A reporting mechanism and remedial action might not be enough anymore, at least in the 3rd Circuit, which covers Delaware, New Jersey and Pennsylvania.
"Minarsky portends a significant change in the approach to be taken by district courts in the Third Circuit with regard to employer liability for supervisors' sexual harassment of subordinate employees. Indeed, Minarsky effectively offers employees a road map to a jury on this issue," Cozen O'Connor attorneys wrote for the firm. Because employees can now avoid summary judgment by offering evidence that they were afraid to report harassment, "Minarsky makes it significantly less likely that district courts will grant summary judgment to employers under the Faragher-Ellerth affirmative defense," they said.
There are, however, affirmative steps employers can take to prevent such claims. "Employers must recognize the need to carry out regular training related to their anti-harassment policies and specifically address the issues of non-retaliation and fear of coming forward," the Cozen attorneys wrote.

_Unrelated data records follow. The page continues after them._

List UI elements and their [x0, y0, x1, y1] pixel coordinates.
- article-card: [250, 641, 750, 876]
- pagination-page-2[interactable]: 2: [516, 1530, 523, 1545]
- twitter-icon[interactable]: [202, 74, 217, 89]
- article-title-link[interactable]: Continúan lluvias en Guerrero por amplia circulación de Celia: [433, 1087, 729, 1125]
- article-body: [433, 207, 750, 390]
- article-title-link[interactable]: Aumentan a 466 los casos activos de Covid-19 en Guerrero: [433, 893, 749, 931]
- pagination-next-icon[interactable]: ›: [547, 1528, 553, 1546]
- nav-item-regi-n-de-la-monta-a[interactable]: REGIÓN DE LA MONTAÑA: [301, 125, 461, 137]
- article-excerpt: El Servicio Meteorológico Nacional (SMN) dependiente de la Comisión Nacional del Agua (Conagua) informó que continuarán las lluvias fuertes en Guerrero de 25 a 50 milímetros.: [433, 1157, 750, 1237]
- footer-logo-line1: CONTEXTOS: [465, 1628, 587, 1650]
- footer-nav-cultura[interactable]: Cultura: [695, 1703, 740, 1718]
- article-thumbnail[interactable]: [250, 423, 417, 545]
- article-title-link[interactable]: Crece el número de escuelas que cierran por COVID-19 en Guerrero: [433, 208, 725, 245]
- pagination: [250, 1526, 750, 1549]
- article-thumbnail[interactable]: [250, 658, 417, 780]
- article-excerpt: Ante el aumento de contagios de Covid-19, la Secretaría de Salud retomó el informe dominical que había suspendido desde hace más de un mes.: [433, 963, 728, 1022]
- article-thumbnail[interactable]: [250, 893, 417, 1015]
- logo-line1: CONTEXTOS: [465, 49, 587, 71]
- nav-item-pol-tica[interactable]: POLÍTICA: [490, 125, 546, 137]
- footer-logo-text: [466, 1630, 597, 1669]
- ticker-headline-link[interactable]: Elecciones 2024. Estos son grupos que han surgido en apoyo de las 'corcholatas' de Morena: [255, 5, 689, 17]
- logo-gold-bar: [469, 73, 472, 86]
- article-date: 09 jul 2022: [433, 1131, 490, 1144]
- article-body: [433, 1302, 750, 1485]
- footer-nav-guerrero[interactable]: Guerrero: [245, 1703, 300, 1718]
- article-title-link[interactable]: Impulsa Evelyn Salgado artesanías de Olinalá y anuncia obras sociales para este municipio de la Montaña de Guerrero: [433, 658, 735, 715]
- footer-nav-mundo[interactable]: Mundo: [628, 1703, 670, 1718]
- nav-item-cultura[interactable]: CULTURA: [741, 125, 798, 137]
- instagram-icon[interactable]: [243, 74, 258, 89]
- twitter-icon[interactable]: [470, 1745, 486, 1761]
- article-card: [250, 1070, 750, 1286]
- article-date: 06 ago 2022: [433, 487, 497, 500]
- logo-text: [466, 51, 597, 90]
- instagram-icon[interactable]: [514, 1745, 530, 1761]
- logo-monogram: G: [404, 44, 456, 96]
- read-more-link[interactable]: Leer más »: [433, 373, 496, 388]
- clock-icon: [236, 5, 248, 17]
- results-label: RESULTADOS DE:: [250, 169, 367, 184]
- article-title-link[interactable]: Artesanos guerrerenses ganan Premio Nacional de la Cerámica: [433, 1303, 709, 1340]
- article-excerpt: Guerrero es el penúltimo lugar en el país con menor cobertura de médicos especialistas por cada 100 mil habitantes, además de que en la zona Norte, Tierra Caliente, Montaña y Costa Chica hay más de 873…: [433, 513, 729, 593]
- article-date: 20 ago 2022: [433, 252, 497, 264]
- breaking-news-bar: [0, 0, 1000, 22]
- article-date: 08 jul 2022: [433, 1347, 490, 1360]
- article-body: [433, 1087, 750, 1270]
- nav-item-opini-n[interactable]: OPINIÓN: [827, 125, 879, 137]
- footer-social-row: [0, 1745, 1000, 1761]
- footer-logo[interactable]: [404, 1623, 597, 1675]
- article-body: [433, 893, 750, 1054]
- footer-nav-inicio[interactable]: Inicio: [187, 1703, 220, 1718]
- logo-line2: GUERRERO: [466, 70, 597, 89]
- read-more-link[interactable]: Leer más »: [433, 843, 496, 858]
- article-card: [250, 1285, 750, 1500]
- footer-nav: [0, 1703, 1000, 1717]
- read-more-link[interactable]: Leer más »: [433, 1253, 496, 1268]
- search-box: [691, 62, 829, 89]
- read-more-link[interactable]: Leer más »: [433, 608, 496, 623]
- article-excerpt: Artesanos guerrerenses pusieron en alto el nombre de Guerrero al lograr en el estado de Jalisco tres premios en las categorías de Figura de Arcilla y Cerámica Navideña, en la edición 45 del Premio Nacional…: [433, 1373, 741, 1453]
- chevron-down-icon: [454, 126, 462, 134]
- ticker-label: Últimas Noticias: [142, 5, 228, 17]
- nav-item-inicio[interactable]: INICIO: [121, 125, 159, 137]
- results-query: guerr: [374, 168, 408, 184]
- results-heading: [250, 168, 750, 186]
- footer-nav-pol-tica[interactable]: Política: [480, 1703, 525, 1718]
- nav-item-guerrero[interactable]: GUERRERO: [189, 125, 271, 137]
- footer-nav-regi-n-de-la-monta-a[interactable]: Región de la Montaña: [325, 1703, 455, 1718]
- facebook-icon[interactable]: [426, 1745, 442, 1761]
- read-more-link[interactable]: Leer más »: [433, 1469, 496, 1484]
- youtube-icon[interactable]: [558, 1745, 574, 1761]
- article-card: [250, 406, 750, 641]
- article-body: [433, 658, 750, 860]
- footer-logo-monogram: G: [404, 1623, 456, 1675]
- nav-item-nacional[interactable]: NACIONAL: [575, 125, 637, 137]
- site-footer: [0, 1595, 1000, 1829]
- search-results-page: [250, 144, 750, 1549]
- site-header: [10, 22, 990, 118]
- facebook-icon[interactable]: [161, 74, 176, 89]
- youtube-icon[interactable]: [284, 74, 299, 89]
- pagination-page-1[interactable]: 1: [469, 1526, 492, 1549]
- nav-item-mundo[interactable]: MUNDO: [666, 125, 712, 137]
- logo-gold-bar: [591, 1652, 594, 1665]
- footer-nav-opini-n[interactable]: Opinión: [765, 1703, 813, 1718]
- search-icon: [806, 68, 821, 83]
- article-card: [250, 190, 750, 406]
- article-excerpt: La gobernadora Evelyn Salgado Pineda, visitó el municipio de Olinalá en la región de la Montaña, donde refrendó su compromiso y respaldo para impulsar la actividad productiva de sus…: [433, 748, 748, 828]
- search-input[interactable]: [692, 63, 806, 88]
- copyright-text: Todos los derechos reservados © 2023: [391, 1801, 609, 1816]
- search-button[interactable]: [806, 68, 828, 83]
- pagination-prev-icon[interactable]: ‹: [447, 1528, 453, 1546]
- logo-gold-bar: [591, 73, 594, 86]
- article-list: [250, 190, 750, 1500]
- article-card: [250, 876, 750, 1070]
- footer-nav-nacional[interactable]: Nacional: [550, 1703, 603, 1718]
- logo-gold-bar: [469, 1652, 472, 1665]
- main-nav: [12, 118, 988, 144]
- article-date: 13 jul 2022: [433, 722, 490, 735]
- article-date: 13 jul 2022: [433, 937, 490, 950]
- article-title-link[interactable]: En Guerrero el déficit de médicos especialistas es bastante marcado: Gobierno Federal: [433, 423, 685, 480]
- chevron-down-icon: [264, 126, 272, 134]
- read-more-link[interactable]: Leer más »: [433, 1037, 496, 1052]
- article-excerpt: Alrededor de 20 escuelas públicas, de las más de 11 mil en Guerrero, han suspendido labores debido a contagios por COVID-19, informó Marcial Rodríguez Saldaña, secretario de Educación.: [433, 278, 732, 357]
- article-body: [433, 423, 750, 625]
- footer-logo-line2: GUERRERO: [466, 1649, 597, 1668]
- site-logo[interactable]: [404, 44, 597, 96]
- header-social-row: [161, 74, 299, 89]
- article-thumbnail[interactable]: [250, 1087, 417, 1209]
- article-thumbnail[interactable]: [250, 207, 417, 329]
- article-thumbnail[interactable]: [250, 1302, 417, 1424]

Additionally, recent research from the American Psychological Association shows that that training on recognizing and reporting harassment isn't always enough to put an end to misconduct. Company culture also must not tolerate such actions. Experts recommend that employers adopt a comprehensive strategy that includes leadership's support of a civil and respectful culture, clearly communicated policies and continuous training.